Polls show more Americans like the idea, but new criminal law challenges can arise with legalization
One supporting organization, Ohio Rights Group (ORG), is actively working to get the 385,000 valid voter signatures needed to put the legalization of medical marijuana on the November 2014 ballot. Legalization of medical marijuana can mean potentially safer relief from pain and even last-resort treatment that addresses certain medical conditions for some individuals. However some criminal law issues may remain, even for legal users.
Clearly, the tide of public opinion is changing. As recently as 1990, polls showed that 81 percent of Americans were opposed to cannabis legalization, but a 2013 poll showed 52 percent in favor. Thus, it is not surprising that when Ohio lawmakers returned to work in January 2014, they initiated discussions about the possibility of legalizing medical marijuana. Still, while legalization might reduce the number of overall arrests for marijuana possession, the following new issues can come up:
Physicians are likely to be subjected to scrutiny when prescribing marijuana therapy, and producers and distributors will face thorough examinations as well.
Patients who possess more than a defined amount of marijuana or who turn to non-licensed facilities to obtain their supplies can still face legal consequences.

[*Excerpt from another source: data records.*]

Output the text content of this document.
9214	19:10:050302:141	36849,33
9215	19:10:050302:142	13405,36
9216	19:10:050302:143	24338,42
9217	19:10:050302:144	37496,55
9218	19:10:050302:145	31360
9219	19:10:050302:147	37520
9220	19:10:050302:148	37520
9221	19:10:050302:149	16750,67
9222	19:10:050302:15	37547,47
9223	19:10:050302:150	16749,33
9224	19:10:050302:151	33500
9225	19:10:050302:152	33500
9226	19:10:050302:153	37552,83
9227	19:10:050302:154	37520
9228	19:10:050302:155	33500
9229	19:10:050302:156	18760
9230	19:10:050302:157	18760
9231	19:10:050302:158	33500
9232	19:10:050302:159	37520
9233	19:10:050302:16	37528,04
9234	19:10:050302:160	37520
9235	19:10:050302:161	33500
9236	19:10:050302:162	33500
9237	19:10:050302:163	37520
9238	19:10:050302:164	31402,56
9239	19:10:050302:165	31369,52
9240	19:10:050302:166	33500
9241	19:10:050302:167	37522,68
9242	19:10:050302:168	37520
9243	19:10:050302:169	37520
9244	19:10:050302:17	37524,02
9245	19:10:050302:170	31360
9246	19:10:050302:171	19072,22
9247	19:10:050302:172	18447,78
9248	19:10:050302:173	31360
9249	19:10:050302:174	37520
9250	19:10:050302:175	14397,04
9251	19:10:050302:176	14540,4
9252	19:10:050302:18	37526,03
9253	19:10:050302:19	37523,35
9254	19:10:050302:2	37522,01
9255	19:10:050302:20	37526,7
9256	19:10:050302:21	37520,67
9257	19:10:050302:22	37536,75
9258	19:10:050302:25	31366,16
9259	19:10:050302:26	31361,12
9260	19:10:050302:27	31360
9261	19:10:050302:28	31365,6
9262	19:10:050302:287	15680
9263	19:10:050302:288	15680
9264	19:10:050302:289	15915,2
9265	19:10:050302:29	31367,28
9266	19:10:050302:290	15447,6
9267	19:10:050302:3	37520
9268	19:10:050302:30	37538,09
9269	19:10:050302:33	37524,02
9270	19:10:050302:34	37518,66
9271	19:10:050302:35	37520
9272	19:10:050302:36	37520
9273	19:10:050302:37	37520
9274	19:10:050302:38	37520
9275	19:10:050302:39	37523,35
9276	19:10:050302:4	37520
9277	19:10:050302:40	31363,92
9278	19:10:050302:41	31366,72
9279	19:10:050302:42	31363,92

Although the federal government has chosen to overlook certain practices in states that have legalized medical or recreational marijuana, any activities related to the drug that are still illegal can be subject to federal prosecution as long as the laws do not change.
If a new medical marijuana law is signed into the books in Ohio, anyone involved — including growers, suppliers and users — must proceed carefully within the parameters of the law.